The Bat Bar performance equaled anything I saw up to that point of the festival and I overheard a spectator say to a friend afterwards, “I would say the Von Bondies wiped the floor with (unrecognizable band name).” Although I didn't know which other band the guy was talking about, I didn't really need any further explanation. The Von Bondies simply killed it.

7:30 p.m. — Exhilarated and ready for some more, my newest allies and I headed down to Peckerheads for the My Old Kentucky Blog party, featuring North Carolina indie-pop act The Rosebuds.

Birds Make Good Neighbors rivaled any other album as my favorite in 2005, the four-piece live band namely made of the second husband-wife duo of the day with Ivan Howard (guitar, vocals) and Kelly Crisp (keyboards, vocals, tambourine, smiling).
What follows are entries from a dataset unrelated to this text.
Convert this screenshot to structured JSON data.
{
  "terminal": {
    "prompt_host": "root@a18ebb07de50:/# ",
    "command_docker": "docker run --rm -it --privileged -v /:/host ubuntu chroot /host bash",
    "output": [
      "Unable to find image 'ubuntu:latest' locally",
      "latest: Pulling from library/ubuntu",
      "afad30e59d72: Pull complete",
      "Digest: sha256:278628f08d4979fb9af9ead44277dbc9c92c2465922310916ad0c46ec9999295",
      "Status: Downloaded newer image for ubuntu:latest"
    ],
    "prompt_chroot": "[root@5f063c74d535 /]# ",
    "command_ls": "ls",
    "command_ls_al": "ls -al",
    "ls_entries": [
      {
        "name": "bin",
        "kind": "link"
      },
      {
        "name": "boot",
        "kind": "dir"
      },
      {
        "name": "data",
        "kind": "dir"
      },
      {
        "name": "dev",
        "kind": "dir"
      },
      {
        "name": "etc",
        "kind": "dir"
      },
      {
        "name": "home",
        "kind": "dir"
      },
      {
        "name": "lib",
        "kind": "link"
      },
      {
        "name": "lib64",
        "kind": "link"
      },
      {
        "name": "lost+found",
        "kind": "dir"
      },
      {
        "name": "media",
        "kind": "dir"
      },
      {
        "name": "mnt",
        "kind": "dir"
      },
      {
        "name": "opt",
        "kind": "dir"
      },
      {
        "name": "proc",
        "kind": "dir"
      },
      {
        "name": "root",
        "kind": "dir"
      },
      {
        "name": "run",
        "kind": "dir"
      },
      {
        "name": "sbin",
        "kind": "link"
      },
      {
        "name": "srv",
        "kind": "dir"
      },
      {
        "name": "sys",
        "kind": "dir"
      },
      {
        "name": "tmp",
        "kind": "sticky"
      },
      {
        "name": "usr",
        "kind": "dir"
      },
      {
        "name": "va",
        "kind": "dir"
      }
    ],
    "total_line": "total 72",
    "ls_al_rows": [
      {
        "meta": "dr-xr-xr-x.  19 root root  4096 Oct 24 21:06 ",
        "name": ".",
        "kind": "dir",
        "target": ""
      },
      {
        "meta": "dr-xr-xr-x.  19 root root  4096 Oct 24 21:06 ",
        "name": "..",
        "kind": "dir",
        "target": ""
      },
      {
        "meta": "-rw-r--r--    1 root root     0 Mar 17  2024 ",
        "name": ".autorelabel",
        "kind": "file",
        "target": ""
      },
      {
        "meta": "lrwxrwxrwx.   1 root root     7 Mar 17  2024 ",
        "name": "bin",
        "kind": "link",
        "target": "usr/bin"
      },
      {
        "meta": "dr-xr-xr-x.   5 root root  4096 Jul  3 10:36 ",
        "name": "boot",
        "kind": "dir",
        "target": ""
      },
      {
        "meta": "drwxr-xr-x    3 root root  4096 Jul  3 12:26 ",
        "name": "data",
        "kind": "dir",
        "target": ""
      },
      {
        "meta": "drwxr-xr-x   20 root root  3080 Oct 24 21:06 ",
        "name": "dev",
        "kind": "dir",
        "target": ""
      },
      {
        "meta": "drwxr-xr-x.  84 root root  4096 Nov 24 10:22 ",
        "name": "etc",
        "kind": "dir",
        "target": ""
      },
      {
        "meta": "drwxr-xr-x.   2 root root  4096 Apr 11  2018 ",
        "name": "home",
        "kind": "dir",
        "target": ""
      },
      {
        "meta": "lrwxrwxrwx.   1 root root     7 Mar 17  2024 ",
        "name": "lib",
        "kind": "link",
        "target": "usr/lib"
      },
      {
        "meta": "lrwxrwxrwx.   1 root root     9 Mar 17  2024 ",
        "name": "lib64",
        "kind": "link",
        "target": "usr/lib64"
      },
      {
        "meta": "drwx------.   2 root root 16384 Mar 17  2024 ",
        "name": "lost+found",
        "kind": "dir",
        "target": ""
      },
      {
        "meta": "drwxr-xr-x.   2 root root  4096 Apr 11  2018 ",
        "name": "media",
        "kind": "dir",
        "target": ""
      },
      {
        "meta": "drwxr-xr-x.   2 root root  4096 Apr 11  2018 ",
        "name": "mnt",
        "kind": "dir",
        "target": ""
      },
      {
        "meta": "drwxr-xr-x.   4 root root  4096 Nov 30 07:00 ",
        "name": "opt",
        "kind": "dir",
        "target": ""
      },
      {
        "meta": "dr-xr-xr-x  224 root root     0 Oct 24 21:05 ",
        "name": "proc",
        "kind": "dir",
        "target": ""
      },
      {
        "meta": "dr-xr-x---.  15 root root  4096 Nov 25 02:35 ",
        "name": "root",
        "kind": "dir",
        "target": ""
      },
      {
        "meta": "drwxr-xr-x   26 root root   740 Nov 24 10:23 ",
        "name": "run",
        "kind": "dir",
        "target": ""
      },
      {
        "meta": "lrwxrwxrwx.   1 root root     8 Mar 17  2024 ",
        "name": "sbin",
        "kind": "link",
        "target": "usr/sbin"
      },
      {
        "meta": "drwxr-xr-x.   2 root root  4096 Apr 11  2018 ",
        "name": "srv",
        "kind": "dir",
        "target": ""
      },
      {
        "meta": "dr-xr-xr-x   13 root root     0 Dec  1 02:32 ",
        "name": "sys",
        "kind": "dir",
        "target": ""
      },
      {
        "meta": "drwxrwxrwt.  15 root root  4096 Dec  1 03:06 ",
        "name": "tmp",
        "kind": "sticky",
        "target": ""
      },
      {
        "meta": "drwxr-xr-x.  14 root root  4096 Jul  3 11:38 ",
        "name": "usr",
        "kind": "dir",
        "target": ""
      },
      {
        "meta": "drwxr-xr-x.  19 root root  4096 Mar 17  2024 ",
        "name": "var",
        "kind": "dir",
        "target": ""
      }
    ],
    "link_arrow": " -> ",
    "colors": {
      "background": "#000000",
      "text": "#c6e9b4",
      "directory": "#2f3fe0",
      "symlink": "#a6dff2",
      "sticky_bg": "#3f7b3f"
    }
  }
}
Howard and Crisp make the pretty and slightly melancholy music with chiming guitars, soaring vocals and melodious keyboard lines recalling classic 80s college rock such as Smiths and R.E.M, and perhaps the quieter, much-less-layered moments of Arcade Fire. Not surprising, the Rosebuds find their home on the indie-fabulous Merge label, the same as the aforementioned purveyors of funereal alt-rock from Montreal.

The Rosebuds had the most endearing set of the day. Photo by Marissa Munoz.
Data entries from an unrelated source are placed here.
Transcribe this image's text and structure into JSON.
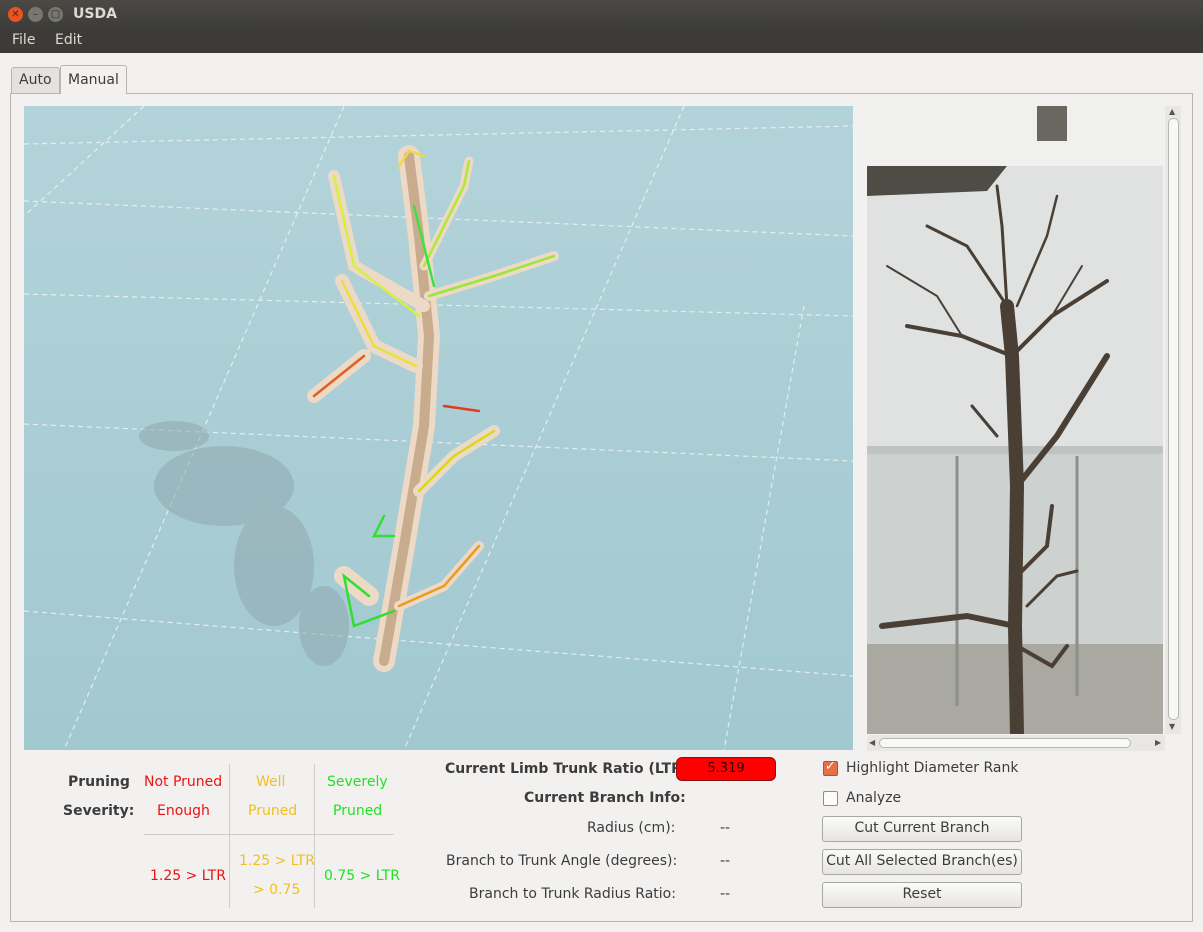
{
  "window": {
    "title": "USDA"
  },
  "menu": {
    "file": "File",
    "edit": "Edit"
  },
  "tabs": [
    {
      "label": "Auto"
    },
    {
      "label": "Manual",
      "active": true
    }
  ],
  "legend": {
    "title_line1": "Pruning",
    "title_line2": "Severity:",
    "not_pruned_1": "Not Pruned",
    "not_pruned_2": "Enough",
    "well_1": "Well",
    "well_2": "Pruned",
    "severe_1": "Severely",
    "severe_2": "Pruned",
    "range_not": "1.25 > LTR",
    "range_well_1": "1.25 > LTR",
    "range_well_2": "> 0.75",
    "range_severe": "0.75 > LTR",
    "colors": {
      "not_pruned": "#e81414",
      "well": "#f0c020",
      "severe": "#22e022"
    }
  },
  "info": {
    "ltr_label": "Current Limb Trunk Ratio (LTR):",
    "ltr_value": "5.319",
    "ltr_color": "#ff0000",
    "branch_info_label": "Current Branch Info:",
    "radius_label": "Radius (cm):",
    "radius_value": "--",
    "angle_label": "Branch to Trunk Angle (degrees):",
    "angle_value": "--",
    "ratio_label": "Branch to Trunk Radius Ratio:",
    "ratio_value": "--"
  },
  "controls": {
    "highlight_label": "Highlight Diameter Rank",
    "highlight_checked": true,
    "analyze_label": "Analyze",
    "analyze_checked": false,
    "cut_current": "Cut Current Branch",
    "cut_all": "Cut All Selected Branch(es)",
    "reset": "Reset"
  }
}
If the Von Bondies rocked my face off, the Rosebuds made me very, very happy, a smile strapped concretely on my face throughout the proceedings. Crisp came into the audience during soundcheck to chat and show off her adorable designer dress. The personal touch lasted throughout the show with 80 percent of the setlist built from requests taken from the audience, and Crisp high-fiving those in the front row after the first tune of the night.

Most of the songs played relied heavily on fan favorite Birds Make Good Neighbors, such as the gorgeous “Boxcar,” “Hold Hands and Fight” and “Shake Your Tree.” The other songs from later albums were just as good, including “Get Up, Get Out” from the darker, more electronic Night of the Furies (2007), and “Nice Fox” from 2008 release Life Like, which broke down into a hilarious sing-along. Howard called on the guys in the audience to warble the hook, then called on the ladies, and in a twist on the arena rock stunt, then called on his surprised bassist to sing.
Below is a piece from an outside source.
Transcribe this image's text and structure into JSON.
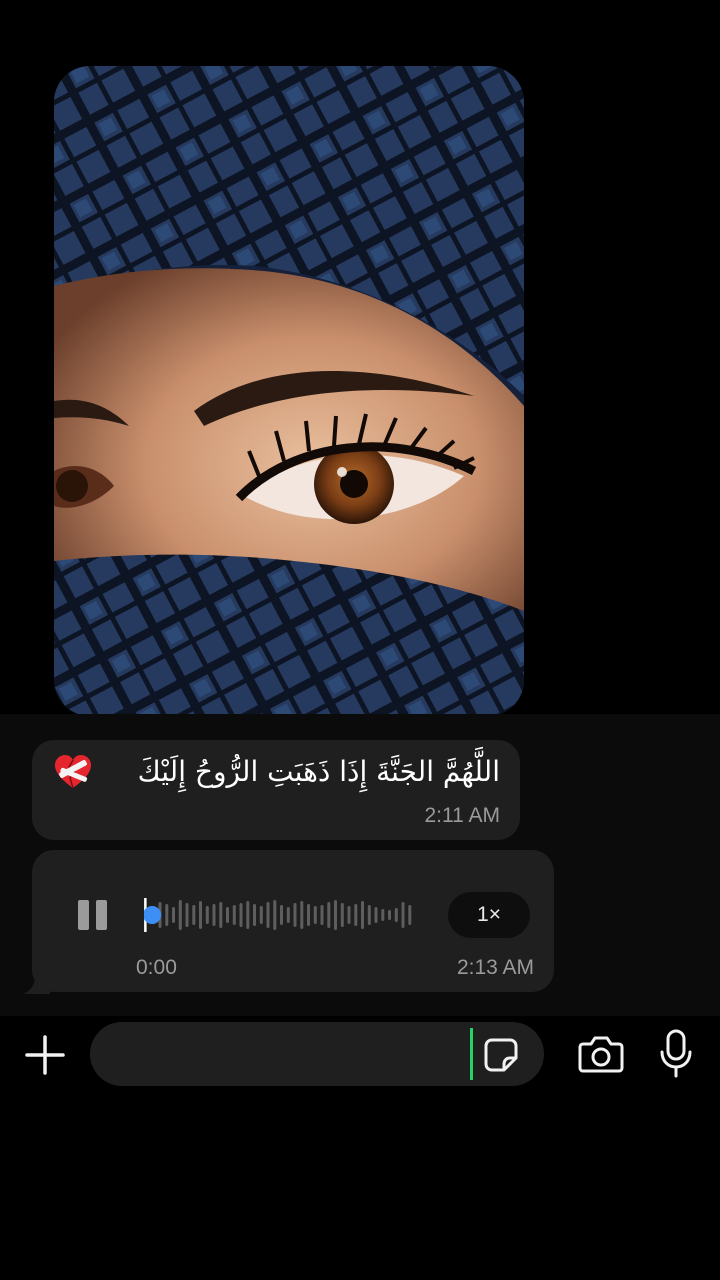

There's no doubt the band wanted to keep on playing and only stopped when told by organizers they couldn't play anymore. Those there to witness the most hospitable and endearing performance of the day would have listened to the Rosebuds as long as they wanted to go on.

2:00 a.m. — Lack of food, hot venues, sun, and fatigue took hold after the Rosebuds, leading to an intermission back at my friend's place to recharge and finish my sprawling Day 1 blog entry (now I know why writers only concentrate on one showcase a nightâ?¦). By the time I finished, it was late. But late never means there isn't something to see or do at SXSW.

I decided to catch New York electro-indie act Young Love play at the The House on 3rd Street. By that point, prime parking spots were available and it wasn't much of a walk to the venue.

That brought me to my second disappointment of the music conference, as the powers-that-be at the house refused to accept any RSVPs, only letting in VIP wristband holders to the event and telling the rest of us to come back at 3 p.m. the next day to get our own wristbands for that day's shows. It was ridiculous and a complete waste of time, especially with a half-full venue from what I saw.

A walk down 6th Street led me back to my car, taking in the inebriated sights, the chaos that is SXSW swirling around me, bars slowly shutting down for the night, kid filtering home and to the many after-parties. Amazing thought: two more days and nights of madness left to go with plenty more to see and do, an adventure around every corner.

Goal: Spend under $100 over the course of the festival

Money spent so far: $40. $10 on food throughout Day Two, $10 on beverages + $20 from Day One.

Free stuff, Day Two: Entrance into five venues, free Twinkies, stickers, a comp ticket to the Von Bondies, parking, several job possibilities.

Pedometer, Day Two: Over 14000 steps (over 9 miles).

*Live photos will be uploaded on return to S.A.